Bolivia cut the ribbon on its first industrial-scale lithium plant, the dawn of what it hopes will be an export boom of the battery metal that could bring it back from the brink of economic crisis. It’s going to be a long road though.
In a ceremony Friday on the world’s largest salt flat, President Luis Arce opened the $100 million facility, designed to churn out as much as 15,000 tons of lithium carbonate a year to fuel electric vehicles in the global shift away from fossil fuels. To be sure, the plant is just starting a gradual ramp-up that will only reach a fifth of its capacity next year.
For the land-locked Andean nation, tapping into vast lithium deposits suspended in brine under the remote Uyuni salt flat offers a way to stave of a looming cash crunch as it burns through foreign currency reserves amid dwindling hydrocarbon exports.
But while Bolivia has much more resources of lithium than neighboring Chile, they are not yet deemed economically viable.

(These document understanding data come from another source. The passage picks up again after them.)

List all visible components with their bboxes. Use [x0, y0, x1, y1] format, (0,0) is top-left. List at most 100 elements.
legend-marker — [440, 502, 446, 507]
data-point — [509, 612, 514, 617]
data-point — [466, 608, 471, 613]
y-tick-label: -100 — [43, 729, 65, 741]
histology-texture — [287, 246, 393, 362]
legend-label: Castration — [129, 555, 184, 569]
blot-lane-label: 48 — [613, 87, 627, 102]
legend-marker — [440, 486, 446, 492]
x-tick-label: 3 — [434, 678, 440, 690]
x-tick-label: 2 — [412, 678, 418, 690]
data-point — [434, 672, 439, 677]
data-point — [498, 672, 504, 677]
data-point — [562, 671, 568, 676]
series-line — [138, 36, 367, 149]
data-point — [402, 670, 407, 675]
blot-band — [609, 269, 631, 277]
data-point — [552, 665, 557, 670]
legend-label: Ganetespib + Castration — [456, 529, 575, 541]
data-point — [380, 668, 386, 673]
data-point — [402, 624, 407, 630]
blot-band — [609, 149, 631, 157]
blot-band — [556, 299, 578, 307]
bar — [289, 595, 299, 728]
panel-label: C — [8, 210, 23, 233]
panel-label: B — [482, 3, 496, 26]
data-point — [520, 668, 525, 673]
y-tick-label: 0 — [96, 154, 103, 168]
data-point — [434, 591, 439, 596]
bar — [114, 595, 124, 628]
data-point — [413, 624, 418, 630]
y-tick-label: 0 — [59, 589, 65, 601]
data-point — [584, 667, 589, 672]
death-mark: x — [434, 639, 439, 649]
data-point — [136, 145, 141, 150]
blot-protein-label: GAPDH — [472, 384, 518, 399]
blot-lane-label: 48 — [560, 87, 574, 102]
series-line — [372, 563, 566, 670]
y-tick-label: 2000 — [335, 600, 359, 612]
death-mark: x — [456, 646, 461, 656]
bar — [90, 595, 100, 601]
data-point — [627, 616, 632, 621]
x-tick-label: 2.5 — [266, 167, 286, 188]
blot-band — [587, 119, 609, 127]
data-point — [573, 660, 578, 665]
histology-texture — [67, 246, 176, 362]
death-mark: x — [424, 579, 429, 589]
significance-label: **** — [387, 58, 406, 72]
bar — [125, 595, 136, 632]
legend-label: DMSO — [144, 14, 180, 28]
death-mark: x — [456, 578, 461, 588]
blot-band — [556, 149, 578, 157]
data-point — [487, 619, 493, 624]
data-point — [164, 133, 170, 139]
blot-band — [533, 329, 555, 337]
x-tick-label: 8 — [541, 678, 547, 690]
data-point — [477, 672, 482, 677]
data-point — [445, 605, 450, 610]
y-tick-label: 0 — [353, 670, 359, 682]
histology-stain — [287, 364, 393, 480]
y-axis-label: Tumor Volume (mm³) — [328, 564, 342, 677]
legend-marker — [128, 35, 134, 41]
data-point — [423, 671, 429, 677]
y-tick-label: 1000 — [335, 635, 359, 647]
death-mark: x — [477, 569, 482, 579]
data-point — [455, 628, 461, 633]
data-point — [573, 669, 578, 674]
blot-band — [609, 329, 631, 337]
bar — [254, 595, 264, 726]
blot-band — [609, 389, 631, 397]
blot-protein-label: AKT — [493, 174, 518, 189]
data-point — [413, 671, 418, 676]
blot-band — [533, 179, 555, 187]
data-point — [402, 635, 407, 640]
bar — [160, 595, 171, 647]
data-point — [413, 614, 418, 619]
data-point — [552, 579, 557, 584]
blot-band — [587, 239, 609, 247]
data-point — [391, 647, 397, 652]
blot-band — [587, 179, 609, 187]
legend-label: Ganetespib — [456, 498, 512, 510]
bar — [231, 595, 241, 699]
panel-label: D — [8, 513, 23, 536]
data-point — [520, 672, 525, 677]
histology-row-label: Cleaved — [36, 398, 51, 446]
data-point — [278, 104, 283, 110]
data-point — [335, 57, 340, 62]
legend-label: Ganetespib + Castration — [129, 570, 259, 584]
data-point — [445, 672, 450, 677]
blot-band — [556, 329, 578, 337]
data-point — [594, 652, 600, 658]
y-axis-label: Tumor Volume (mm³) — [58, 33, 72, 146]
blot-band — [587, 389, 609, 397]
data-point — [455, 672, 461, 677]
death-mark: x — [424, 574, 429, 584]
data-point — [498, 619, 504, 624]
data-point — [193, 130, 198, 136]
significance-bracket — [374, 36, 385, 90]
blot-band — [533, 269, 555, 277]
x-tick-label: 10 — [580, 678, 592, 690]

Uyuni brine has high levels of magnesium, which make its lithium less pure and expensive to produce, and the nearest port is at least 500 kilometers and a border crossing away. A history of political and social unrest and a state-led approach to natural resources are other deterrents to private capital, as is this year’s 80%-plus plunge in prices.
“With the amount of resources Bolivia has, it should have been a power player in lithium long ago,” BNEF metals and mining analyst Sung Choi said. “We will have to see if this time will be different.”
Still, given Bolivia’s massive potential, some foreign companies have been prepared to do business there, with new direct extraction techniques seen as key for Bolivia to circumvent its purity issues and shorten the path to production.
This week, state-owned YLB and the Russian Uranium One Group signed an agreement to build a direct extraction plant for $450 million, while a Chinese consortium led by Contemporary Amperex Technology Co. plans to spend $1.4 billion on plants in the country. Bolivia plans to offer more direct lithium extraction contracts.
A Chinese group was behind construction of the carbonate facility inaugurated Friday in a ceremony attended by workers, soldiers, reporters and authorities. Dressed in a traditional poncho and Alpaca hat, President Arce spoke of a “transcendental step” in Bolivia becoming a major player in the critical mineral.
But the plant, which is three years behind schedule, isn’t expected to reach capacity until 2025, YLB Executive President Karla Calderon said. Initial output won’t be battery grade or continuous and will be sold on the spot market, with no date yet for signing supply contracts.
“This news is a positive step for the lithium market overall as it could help diversify the sources of supply given really robust long term demand,” said Chris Berry, president of House Mountain Partners, an industry consultant. “Still, the onus is on the operators here to prove they can profitably produce significant quantities of lithium to tight customer specifications.”